10 points
DUE: Friday, February 16 by 5:00pm
For this exercise, we will build a single-page group chat web application with asynchronous Javascript and a REST API written in Python with Flask.
Like the original, Watch Party 2 lets users start group chats and invite their friends. This time, however, we serve a single static HTML page and never redirect or reload. Instead, the page interacts purely with the JSON API.
Starting with the files included in this directory, implement the UI for Watch
Party in HTML, CSS, and Javascript, and serve it using server-side code written
in the
latest stable version of Python
(3.11.2) and
Flask.

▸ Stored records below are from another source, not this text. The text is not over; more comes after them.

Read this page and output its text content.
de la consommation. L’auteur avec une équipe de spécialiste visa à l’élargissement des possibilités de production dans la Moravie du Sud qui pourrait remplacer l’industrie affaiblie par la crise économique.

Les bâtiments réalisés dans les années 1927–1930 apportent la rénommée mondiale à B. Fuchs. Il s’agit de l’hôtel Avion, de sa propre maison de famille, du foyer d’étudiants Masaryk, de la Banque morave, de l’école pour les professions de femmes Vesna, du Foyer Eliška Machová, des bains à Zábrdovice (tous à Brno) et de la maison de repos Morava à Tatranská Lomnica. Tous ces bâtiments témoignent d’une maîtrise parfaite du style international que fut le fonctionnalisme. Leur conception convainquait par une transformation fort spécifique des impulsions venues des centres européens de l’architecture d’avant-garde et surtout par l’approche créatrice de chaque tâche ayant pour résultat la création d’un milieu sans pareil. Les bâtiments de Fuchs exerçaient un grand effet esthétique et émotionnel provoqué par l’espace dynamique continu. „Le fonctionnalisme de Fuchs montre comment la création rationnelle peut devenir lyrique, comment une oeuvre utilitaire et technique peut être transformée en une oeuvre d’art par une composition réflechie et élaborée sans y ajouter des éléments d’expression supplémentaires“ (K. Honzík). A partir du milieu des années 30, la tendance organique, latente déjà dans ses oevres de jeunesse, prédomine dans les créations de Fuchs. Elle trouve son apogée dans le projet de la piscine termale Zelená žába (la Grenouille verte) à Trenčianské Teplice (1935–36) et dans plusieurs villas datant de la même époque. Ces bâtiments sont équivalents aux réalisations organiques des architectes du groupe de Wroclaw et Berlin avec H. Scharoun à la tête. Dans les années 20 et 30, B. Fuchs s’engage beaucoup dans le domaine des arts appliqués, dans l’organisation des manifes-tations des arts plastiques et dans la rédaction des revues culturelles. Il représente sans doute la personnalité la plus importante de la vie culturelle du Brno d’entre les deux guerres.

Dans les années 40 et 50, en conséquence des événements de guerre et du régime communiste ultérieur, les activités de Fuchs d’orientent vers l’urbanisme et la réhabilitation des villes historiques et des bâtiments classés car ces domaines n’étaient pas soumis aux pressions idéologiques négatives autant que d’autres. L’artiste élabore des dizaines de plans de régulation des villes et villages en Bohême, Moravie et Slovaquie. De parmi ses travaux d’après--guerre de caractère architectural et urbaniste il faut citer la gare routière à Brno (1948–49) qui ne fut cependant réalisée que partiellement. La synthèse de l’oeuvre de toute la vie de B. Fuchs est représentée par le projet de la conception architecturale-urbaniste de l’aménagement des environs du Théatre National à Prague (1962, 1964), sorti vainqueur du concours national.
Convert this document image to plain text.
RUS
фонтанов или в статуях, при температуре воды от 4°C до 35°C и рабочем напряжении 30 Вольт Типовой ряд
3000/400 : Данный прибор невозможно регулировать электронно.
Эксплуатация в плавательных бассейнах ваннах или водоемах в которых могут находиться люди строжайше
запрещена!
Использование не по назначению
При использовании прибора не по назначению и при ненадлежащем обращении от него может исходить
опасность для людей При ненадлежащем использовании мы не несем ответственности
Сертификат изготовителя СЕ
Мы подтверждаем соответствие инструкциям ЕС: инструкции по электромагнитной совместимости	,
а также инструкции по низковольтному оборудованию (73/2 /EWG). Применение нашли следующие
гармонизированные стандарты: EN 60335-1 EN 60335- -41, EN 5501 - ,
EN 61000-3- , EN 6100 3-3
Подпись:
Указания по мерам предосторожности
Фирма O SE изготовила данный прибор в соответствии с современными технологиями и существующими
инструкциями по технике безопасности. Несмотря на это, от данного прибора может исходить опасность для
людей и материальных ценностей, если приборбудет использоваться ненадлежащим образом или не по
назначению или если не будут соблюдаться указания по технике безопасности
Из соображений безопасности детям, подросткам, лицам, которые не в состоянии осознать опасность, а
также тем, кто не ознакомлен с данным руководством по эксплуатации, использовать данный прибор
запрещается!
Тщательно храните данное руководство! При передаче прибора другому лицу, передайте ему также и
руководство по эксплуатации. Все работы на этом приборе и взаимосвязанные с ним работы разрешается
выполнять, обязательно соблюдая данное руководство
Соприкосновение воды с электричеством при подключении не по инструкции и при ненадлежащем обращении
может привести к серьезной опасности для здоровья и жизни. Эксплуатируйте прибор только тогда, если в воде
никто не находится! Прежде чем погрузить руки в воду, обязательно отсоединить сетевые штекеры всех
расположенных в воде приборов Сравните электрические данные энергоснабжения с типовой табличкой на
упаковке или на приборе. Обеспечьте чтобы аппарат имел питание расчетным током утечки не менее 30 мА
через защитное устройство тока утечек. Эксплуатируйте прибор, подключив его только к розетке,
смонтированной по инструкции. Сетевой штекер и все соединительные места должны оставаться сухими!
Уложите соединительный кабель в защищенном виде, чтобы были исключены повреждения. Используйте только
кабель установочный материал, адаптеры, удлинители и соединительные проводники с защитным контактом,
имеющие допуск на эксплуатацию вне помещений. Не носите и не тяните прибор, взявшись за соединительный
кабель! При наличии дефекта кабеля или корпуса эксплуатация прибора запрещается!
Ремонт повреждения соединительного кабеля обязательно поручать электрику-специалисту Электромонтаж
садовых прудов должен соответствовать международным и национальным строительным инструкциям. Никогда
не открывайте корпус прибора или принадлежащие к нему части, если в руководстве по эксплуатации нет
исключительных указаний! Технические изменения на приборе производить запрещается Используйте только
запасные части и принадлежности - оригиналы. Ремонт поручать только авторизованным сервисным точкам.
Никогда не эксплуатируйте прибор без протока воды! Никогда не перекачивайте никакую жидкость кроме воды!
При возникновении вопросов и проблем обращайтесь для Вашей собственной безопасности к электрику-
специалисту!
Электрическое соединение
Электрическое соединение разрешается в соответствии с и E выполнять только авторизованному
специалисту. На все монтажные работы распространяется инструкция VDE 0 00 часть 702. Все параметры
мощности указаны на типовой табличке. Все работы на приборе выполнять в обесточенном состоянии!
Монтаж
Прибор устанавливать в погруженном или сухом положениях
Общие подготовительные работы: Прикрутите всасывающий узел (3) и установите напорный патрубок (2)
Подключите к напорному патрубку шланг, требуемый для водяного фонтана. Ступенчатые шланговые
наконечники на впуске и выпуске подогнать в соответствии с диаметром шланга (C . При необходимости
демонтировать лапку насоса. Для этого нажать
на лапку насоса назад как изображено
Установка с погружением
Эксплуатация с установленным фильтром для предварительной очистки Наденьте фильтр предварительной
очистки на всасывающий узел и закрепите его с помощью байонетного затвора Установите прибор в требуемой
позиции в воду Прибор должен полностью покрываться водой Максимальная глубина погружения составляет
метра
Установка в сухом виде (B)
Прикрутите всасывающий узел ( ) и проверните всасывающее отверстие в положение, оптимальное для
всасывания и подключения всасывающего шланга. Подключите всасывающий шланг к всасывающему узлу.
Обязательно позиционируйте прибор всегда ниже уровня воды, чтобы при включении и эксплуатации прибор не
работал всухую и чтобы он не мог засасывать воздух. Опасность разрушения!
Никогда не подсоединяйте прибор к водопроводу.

Routes to
serve the static content are provided, so you will only need to implement the
API endpoints in app.py
and the javascript in script.js
. You are however
free to modify any other file if it makes development more convenient.
You may re-use any code from your Exercise 5. Remember to include in the README of your submission any classmates you collaborated with and any materials you consulted.
One point each for:
- One-click signup creates a new user in the database and returns an API key for that user. Store the API key in the user's browser, so that it is available across tabs and if the browser window is closed and reopened. A javascript logout function removes the API key from where it is stored on the user's browser and reloads the page.
- Login API endpoint that accepts a username and password (either in the headers or request body, but not in the URL) and returns the API key for that user. All other API endpoints require a valid API key.
- Make all HTTP requests after the page load with
fetch
calls to API endpoints that return JSON. Prefix API routes with/api
. - Users can update their name and password, create and rename rooms, and post messages.
- Visiting a screen pushes its URL to the navigation bar and the browser history. Rooms have their own unique URLs.
- Opening
/
,/login
, or/profile
in a new browser window opens the app to those screens. - Opening the url for a room opens the app to that room. You may choose to encode the room id in whichever part of the URL makes the most sense to you.
- Opening a url while logged out loads the login page, and then returns the user to that url after they log in.
- Users can use the browser Back and Forward buttons to navigate the app.
- While in a room, poll the API every 0.5 seconds for new messages. Stop polling after the user leaves a room.